In a short while we shall be baptizing Evelyn Elisabeth. Baptism is, with the Eucharist, the most ancient rite of the church, coming from the very earliest days of the Christian community gathered around the risen Lord. Because of the antiquity of the rite of Baptism, you may, like me, find some of the language we use difficult to understand, and in need of interpretation. But at its heart it is an acting out of the challenge to leave the old ways of religion, and to strike out in the new way of faith, faith in love and compassion as the heart of reality in a suffering world. But faith and commitment always belong together, and baptism is a commitment for Evelyn, for her parents and sponsors and for all of us to commit our selves to God known in Jesus the Christ, and to commit ourselves both to bringing our faith to others, and to relating to others with the love respect and compassion which God has shown to us.
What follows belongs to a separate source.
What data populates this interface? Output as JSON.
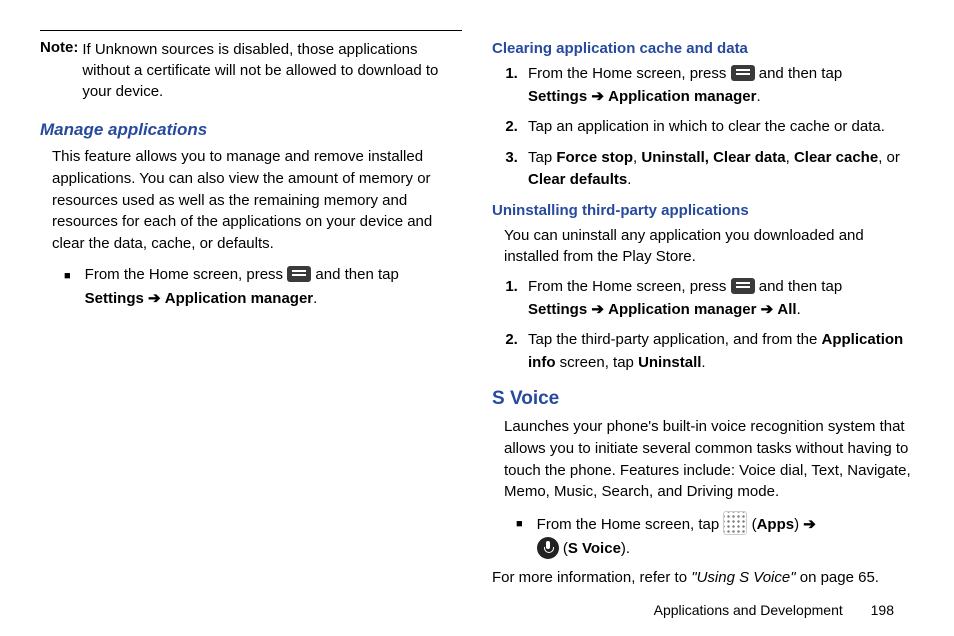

I have spent most of my time on the letter to Timothy, but I would also like to end with some comments on the Hebrew Scripture reading and the Gospel. Jeremiah was speaking at a time when political and military destruction threatened his people. That may also be true for many people of our world today. But what is more threatening, it seems to many in our society, is the destruction of their religion either by the likes of Richard Dawkins or by the religions of immigrant groups. We may do well to heed the overall message of Jeremiah, that although things seem dark, it is through and by the will of God that these things happen. Our vocation is to try to discern Gods way in out time and history.

The Gospel, with its story of the lost sheep and the lost coin seems to me to be about two things. The first is perseverance. We may feel to have lost our hold on religion in the intellectual and social climate of today’s world. But if we search diligently, we may find that there is a possibility for faith, and we may find that that faith is something quite different from that understood by both the 30% and the 70% of our fellow citizens. Secondly the gospel is about finding the lost other. The Léger and Léger poll suggests that there is neither 90% nor 99% of the population in the found camp. We are not searching for one lost sheep or one last coin, but for a whole society and a whole generation for whom not only religion, but also faith is largely unknown. The church, and that means all of us, has a tremendous task to face. The decline in membership of the church is not the problem of those outside. It is the problem of us within, who have not only failed move beyond our comfortable pew, but have failed to think through our faith and express it in a way that can be meaningful in our world and society.


1 I have dealt with the matter of reasonable accommodation in a previous sermon, A Homily for Lent 3 2007
2 Houghton Mifflin 2006
3 O.U.P. 1976
4 1 Timothy 1 14
5 My Homily for Pentecost 10, 12th August 2007, also deals with this distinction.